In an attempt to shake the feeling, I pushed on to the sporting goods section and remembered that a new school of sorts lay ahead for me this fall, and just as quick, the PTSD of past summer-to-fall transitions was replaced with the excitement that rivals the feeling of spring’s arrival. As I plotted and planned my autumn adventures with each turn of the squeaky wheel on my cart and put the display of glue, and binders and pencils behind me, I realized that so much possibility lay ahead, I felt like running back and grabbing one of the 80-page notebooks, tearing out all the paper and sprinting out of the front doors of the superstore, while flinging it in the air like middle school confetti on the last day of classes.
A warming salmon bite, and a looming cool down triggering trout activity in the weeks ahead mean fishing will only continue to get better as the months move on. With a few extra hours here and there, I may even squeeze in some late season bass fishing until things cool off. If there’s time, I’ll manage more crappies and maybe even some walleye fishing too.
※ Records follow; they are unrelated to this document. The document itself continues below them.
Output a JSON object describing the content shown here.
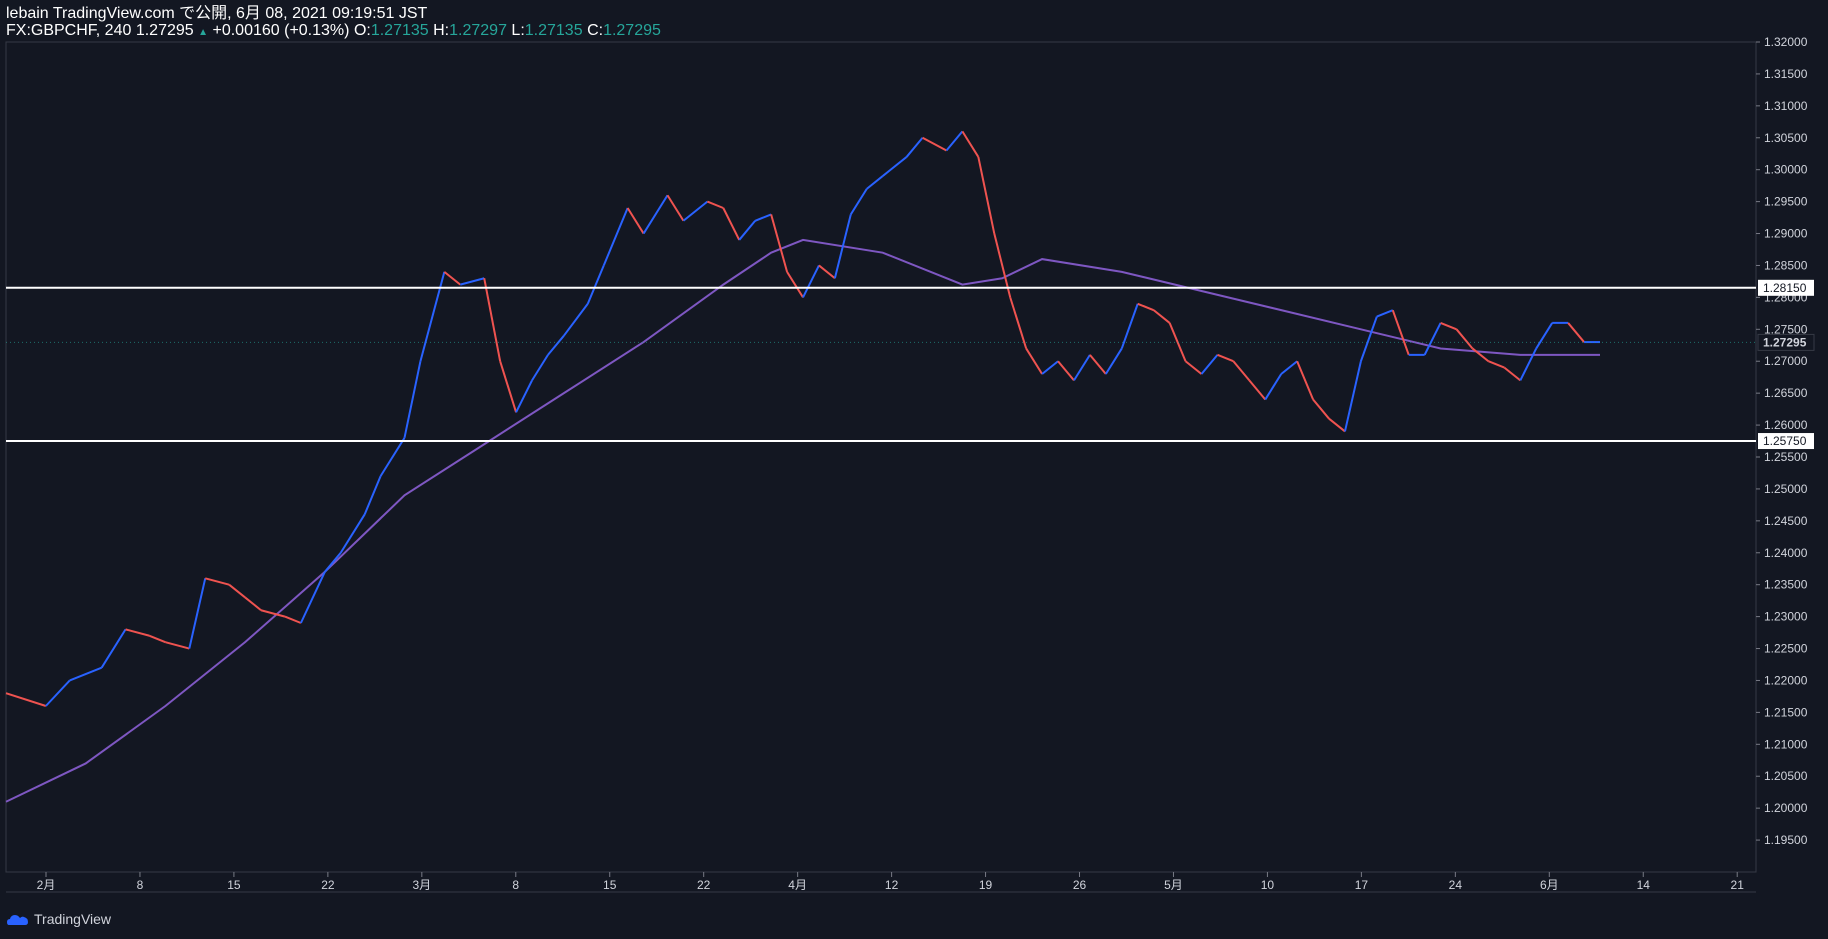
{
  "header": {
    "line1": "lebain TradingView.com で公開, 6月 08, 2021 09:19:51 JST",
    "symbol": "FX:GBPCHF, 240",
    "last": "1.27295",
    "change": "+0.00160 (+0.13%)",
    "o_label": "O:",
    "o": "1.27135",
    "h_label": "H:",
    "h": "1.27297",
    "l_label": "L:",
    "l": "1.27135",
    "c_label": "C:",
    "c": "1.27295"
  },
  "footer": {
    "brand": "TradingView"
  },
  "colors": {
    "up": "#2962ff",
    "down": "#ef5350",
    "ma": "#7e57c2",
    "bg": "#131722",
    "lines": "#ffffff"
  },
  "chart_data": {
    "type": "line",
    "ylim": [
      1.19,
      1.32
    ],
    "y_ticks": [
      "1.32000",
      "1.31500",
      "1.31000",
      "1.30500",
      "1.30000",
      "1.29500",
      "1.29000",
      "1.28500",
      "1.28000",
      "1.27500",
      "1.27000",
      "1.26500",
      "1.26000",
      "1.25500",
      "1.25000",
      "1.24500",
      "1.24000",
      "1.23500",
      "1.23000",
      "1.22500",
      "1.22000",
      "1.21500",
      "1.21000",
      "1.20500",
      "1.20000",
      "1.19500"
    ],
    "x_ticks": [
      "2月",
      "8",
      "15",
      "22",
      "3月",
      "8",
      "15",
      "22",
      "4月",
      "12",
      "19",
      "26",
      "5月",
      "10",
      "17",
      "24",
      "6月",
      "14",
      "21"
    ],
    "horizontal_lines": [
      {
        "label": "1.28150",
        "value": 1.2815
      },
      {
        "label": "1.25750",
        "value": 1.2575
      }
    ],
    "current_price_label": "1.27295",
    "current_price": 1.27295,
    "price_series": {
      "name": "",
      "x": [
        0,
        5,
        8,
        12,
        15,
        18,
        20,
        23,
        25,
        28,
        30,
        32,
        35,
        37,
        40,
        42,
        45,
        47,
        50,
        52,
        55,
        57,
        60,
        62,
        64,
        66,
        68,
        70,
        73,
        75,
        78,
        80,
        83,
        85,
        88,
        90,
        92,
        94,
        96,
        98,
        100,
        102,
        104,
        106,
        108,
        110,
        113,
        115,
        118,
        120,
        122,
        124,
        126,
        128,
        130,
        132,
        134,
        136,
        138,
        140,
        142,
        144,
        146,
        148,
        150,
        152,
        154,
        156,
        158,
        160,
        162,
        164,
        166,
        168,
        170,
        172,
        174,
        176,
        178,
        180,
        182,
        184,
        186,
        188,
        190,
        192,
        194,
        196,
        198,
        200
      ],
      "y": [
        1.218,
        1.216,
        1.22,
        1.222,
        1.228,
        1.227,
        1.226,
        1.225,
        1.236,
        1.235,
        1.233,
        1.231,
        1.23,
        1.229,
        1.237,
        1.24,
        1.246,
        1.252,
        1.258,
        1.27,
        1.284,
        1.282,
        1.283,
        1.27,
        1.262,
        1.267,
        1.271,
        1.274,
        1.279,
        1.285,
        1.294,
        1.29,
        1.296,
        1.292,
        1.295,
        1.294,
        1.289,
        1.292,
        1.293,
        1.284,
        1.28,
        1.285,
        1.283,
        1.293,
        1.297,
        1.299,
        1.302,
        1.305,
        1.303,
        1.306,
        1.302,
        1.29,
        1.28,
        1.272,
        1.268,
        1.27,
        1.267,
        1.271,
        1.268,
        1.272,
        1.279,
        1.278,
        1.276,
        1.27,
        1.268,
        1.271,
        1.27,
        1.267,
        1.264,
        1.268,
        1.27,
        1.264,
        1.261,
        1.259,
        1.27,
        1.277,
        1.278,
        1.271,
        1.271,
        1.276,
        1.275,
        1.272,
        1.27,
        1.269,
        1.267,
        1.272,
        1.276,
        1.276,
        1.273,
        1.273
      ]
    },
    "ma_series": {
      "name": "",
      "x": [
        0,
        10,
        20,
        30,
        40,
        50,
        60,
        70,
        80,
        90,
        96,
        100,
        110,
        120,
        125,
        130,
        140,
        150,
        160,
        170,
        180,
        190,
        200
      ],
      "y": [
        1.201,
        1.207,
        1.216,
        1.226,
        1.237,
        1.249,
        1.257,
        1.265,
        1.273,
        1.282,
        1.287,
        1.289,
        1.287,
        1.282,
        1.283,
        1.286,
        1.284,
        1.281,
        1.278,
        1.275,
        1.272,
        1.271,
        1.271
      ]
    }
  }
}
Having drawn a buck tag for my firearms season in November, the pressure is off to harvest anything monstrous with a bow, and I can take any single doe that comes my way this season and record another first in the outdoors. The early reports coming in anecdotally and through conversation, reveal booming broods for a recovering pheasant population, and while not anywhere near historic bests, or even high points in the last decade, rooster numbers should be better than they were last season, providing increased opportunities for my young lab. Together we’ll continue his learning process in studies of a different sort. Pencil in the supporting cast of doves and partridge, sharptailed and ruffed grouse and various jaunts around the region for those opportunities and the chances to meet up with friends and family for more outdoor adventures, and it’ll be another season of great learning and fun memories.
All along the way, through GPS waypoints, jotted down landowner phone numbers and a well-scrawled upon county atlas, we’ll take the teachings in stride, figuring out a new area of the world and all of the opportunities to be had.
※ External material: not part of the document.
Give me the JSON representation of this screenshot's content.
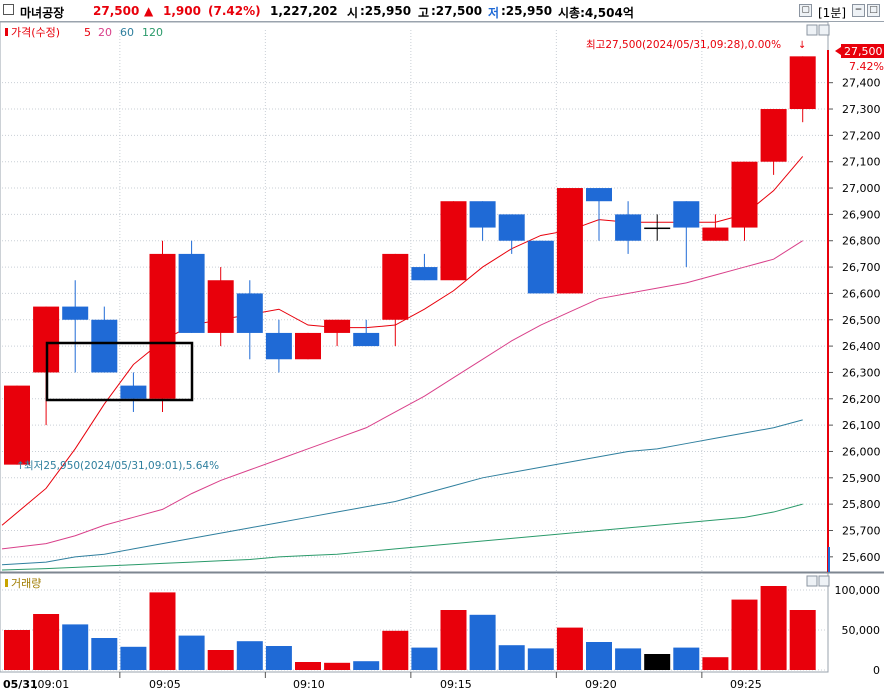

With so much to look forward to, I returned home from the weekend shopping trip buoyed by the thoughts of what’s to come, set to work on a few more lures to finish out the summer season and cleaned up my shotgun to get ready for the fall. Finding a few old binders of my own stashed in the drawers of the fishing desk in my office, I turned to the August tabs and reviewed the highlights from late-summers past and flipped ahead to September in order to recall what would be in store and glean hints on where to go for the approaching hunting seasons. In doing so, I smiled at the memories, made notes of what I had experienced last autumn, and without the blues that so often came at summer’s end, I prepared to head back to school…in our outdoors.